In a three-year college career, Berry recorded 245 tackles and intercepted 14 passes, returning them for 494 yards — just seven yards shy of the NCAA record.
The Chiefs have won only 10 games the past three seasons and have needs everywhere. It became obvious they would probably use their high first-round pick on defense after they focused mainly on offense during free agency, signing running back Thomas Jones, linemen Ryan Lilja and Casey Wiegmann, and wide receiver Jerheme Urban.
"When you have the type of year we had, you have a lot of needs," Haley said. "We went through the process with the staff. At times had to laugh about it, 'We could use this, we could use this.' But you have to narrow it down and take the guy who helped you the most."
Playing strong safety most of his career, Berry also had 222 yards in returns off interceptions as a true freshman.

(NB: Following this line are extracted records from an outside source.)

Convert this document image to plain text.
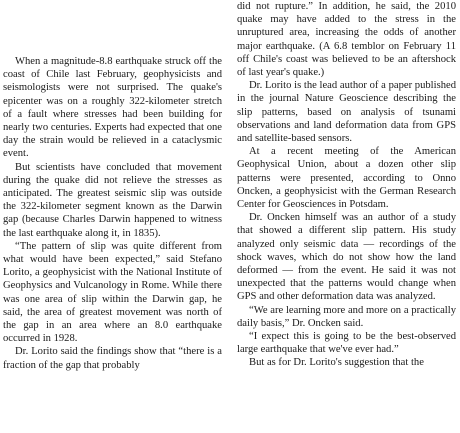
When a magnitude-8.8 earthquake struck off the coast of Chile last February, geophysicists and seismologists were not surprised. The quake's epicenter was on a roughly 322-kilometer stretch of a fault where stresses had been building for nearly two centuries. Experts had expected that one day the strain would be relieved in a cataclysmic event.

But scientists have concluded that movement during the quake did not relieve the stresses as anticipated. The greatest seismic slip was outside the 322-kilometer segment known as the Darwin gap (because Charles Darwin happened to witness the last earthquake along it, in 1835).

“The pattern of slip was quite different from what would have been expected,” said Stefano Lorito, a geophysicist with the National Institute of Geophysics and Vulcanology in Rome. While there was one area of slip within the Darwin gap, he said, the area of greatest movement was north of the gap in an area where an 8.0 earthquake occurred in 1928.

Dr. Lorito said the findings show that “there is a fraction of the gap that probably

did not rupture.” In addition, he said, the 2010 quake may have added to the stress in the unruptured area, increasing the odds of another major earthquake. (A 6.8 temblor on February 11 off Chile's coast was believed to be an aftershock of last year's quake.)

Dr. Lorito is the lead author of a paper published in the journal Nature Geoscience describing the slip patterns, based on analysis of tsunami observations and land deformation data from GPS and satellite-based sensors.

At a recent meeting of the American Geophysical Union, about a dozen other slip patterns were presented, according to Onno Oncken, a geophysicist with the German Research Center for Geosciences in Potsdam.

Dr. Oncken himself was an author of a study that showed a different slip pattern. His study analyzed only seismic data — recordings of the shock waves, which do not show how the land deformed — from the event. He said it was not unexpected that the patterns would change when GPS and other deformation data was analyzed.

“We are learning more and more on a practically daily basis,” Dr. Oncken said.

“I expect this is going to be the best-observed large earthquake that we've ever had.”

But as for Dr. Lorito's suggestion that the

"He's shown the ability to cover in man-to-man situations," Haley said. "He's a very good down-in-the-box hitter. And he's been real good in the back end out in the open field where you have to make some of those difficult plays. And it looks like he has a little knack in pressuring the quarterback."
Perhaps most impressively, he was penalized only once in a three-year college career.
"That was a pass interference call my freshman year. I don't know if I did pass interference. But they called it on me," Berry said with a chuckle. "After that, I really took pride in not getting penalties."
Berry said he's ready to provide the leadership that was lacking on the Chiefs' shaky defense.
"I definitely bring intensity and a passion for the game," he said. "And also I think I bring in all the character things. I love working in the community. I love being a great guy to people."
That's what led him to the equipment room on Friday nights.
"I really just wanted to help the guys out, and really get a sense and an appreciation," he said. "The managers we have on our team, they work so hard, and I just wanted to put myself in their shoes so I could appreciate what they do for me."
The Chiefs have two picks in the second round, overall No. 36 and No. 50.